Making Cellular Automata Planets in MATLAB With a 3-body Simulation
No, the title was not randomly generated.
Continuing from my previous article on cellular automata, In this article I aim to simulate a full ecosystem using Conway's game of life. That means I want to simulate organisms, their environment, and the interactions between the two. Lastly, I’ll use the game of life to liven up the surface of planets in a 3-body simulation, producing a neat little solar system simulation in MATLAB.
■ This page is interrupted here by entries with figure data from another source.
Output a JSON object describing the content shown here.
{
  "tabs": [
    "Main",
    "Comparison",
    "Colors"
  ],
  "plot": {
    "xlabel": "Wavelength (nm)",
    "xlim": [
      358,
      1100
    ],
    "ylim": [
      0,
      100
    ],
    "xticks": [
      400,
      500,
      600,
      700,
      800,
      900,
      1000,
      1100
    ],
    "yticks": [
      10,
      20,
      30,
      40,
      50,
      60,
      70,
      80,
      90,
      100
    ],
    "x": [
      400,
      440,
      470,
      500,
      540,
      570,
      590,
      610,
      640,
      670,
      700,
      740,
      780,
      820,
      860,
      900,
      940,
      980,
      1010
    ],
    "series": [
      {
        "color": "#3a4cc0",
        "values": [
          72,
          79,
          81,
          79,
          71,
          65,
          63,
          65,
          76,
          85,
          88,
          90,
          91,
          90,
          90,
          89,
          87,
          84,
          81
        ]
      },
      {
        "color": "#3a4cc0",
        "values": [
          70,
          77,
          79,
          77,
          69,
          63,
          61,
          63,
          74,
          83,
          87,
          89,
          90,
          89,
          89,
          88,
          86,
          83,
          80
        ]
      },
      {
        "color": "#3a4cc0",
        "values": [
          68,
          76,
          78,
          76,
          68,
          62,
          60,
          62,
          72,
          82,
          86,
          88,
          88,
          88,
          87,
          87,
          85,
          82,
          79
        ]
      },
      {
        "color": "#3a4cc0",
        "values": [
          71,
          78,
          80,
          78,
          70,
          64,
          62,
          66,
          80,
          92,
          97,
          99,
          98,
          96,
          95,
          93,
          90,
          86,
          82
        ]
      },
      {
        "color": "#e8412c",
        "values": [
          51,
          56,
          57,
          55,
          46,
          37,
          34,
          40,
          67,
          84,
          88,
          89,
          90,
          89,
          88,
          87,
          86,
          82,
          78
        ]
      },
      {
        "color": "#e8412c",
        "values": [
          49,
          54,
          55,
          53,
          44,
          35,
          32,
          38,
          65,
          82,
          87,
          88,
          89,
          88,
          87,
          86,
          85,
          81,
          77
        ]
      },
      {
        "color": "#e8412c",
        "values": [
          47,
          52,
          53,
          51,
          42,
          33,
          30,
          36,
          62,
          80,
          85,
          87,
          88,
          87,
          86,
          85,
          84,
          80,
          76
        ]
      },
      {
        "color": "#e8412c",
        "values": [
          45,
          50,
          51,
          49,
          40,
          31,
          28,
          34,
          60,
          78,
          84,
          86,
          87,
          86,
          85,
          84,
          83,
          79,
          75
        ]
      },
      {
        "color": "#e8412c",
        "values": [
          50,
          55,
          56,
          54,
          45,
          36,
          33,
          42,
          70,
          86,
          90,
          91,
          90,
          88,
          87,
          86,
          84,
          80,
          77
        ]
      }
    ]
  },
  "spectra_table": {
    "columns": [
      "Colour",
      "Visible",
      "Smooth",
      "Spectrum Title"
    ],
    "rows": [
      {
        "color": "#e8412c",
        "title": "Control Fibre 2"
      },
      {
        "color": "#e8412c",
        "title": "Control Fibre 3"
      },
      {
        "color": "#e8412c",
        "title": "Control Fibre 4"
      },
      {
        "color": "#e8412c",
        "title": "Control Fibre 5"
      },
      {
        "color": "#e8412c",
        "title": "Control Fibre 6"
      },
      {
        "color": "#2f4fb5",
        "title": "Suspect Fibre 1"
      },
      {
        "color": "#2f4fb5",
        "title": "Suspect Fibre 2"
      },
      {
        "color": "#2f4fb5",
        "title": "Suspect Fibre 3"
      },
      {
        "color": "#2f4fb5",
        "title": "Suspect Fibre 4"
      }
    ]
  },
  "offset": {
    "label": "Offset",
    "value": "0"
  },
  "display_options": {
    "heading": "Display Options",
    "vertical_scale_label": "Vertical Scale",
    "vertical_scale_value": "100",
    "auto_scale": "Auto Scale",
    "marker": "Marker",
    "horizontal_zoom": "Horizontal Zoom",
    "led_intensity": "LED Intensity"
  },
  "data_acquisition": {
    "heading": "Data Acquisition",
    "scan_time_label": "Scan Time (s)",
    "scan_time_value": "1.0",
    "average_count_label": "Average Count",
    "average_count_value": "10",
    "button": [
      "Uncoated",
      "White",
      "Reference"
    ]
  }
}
All of the programs I wrote for this article are in a Github repository: https://github.com/franciscoSebastiano
To create a cellular automata ecosystem I needed to determine the components of that ecosystem and how they would interact. I decided that there would be three types of cells: water, land, and plant. Within those types of cells there would be differences in cell height and color, hopefully giving enough variation to my ecosystem for it to look alive. The thing that differentiates cell types are their values. Each cell has a 2D matrix coordinate and is made 3D by the value associated with that cell. Higher cell values indicate a higher elevation. This means that the ocean should be made up of low values (sea level) and anything above sea level should be a plant or animal. I decided that a plant would be represented by any decimal number above sea level and that land would be represented by any whole number above sea level. The game of life would run by adding or subtracting health points form the value of a cell based on its neighbors, producing cells with decimal number (plant) and whole number (land) states. The result of these ideas plus a lot of fine tuning is shown in the above and below videos.
The next step wasto generate a set of spherical coordinates, then convert said coordinates to cartesian coordinates using the sph2cart() function in MATLAB. The cartesian coordinates can be used to plot the cellular automata simulation spherically, as is seen in the below video.
Hey! That’s starting to look like a planet! To make the simulation a bit cooler I wrote a 3-body problem numerical approximation and used it to move planets around. The below video is of the solver performing the famous figure-eight solution.
Lastly, I added my cellular automata planets into the 3-body orbit simulation. I have an earth-like planet running the ecosystem, a sun running Conway’s Game of Life, and the moon is just a static grey ball not running any cellular automata.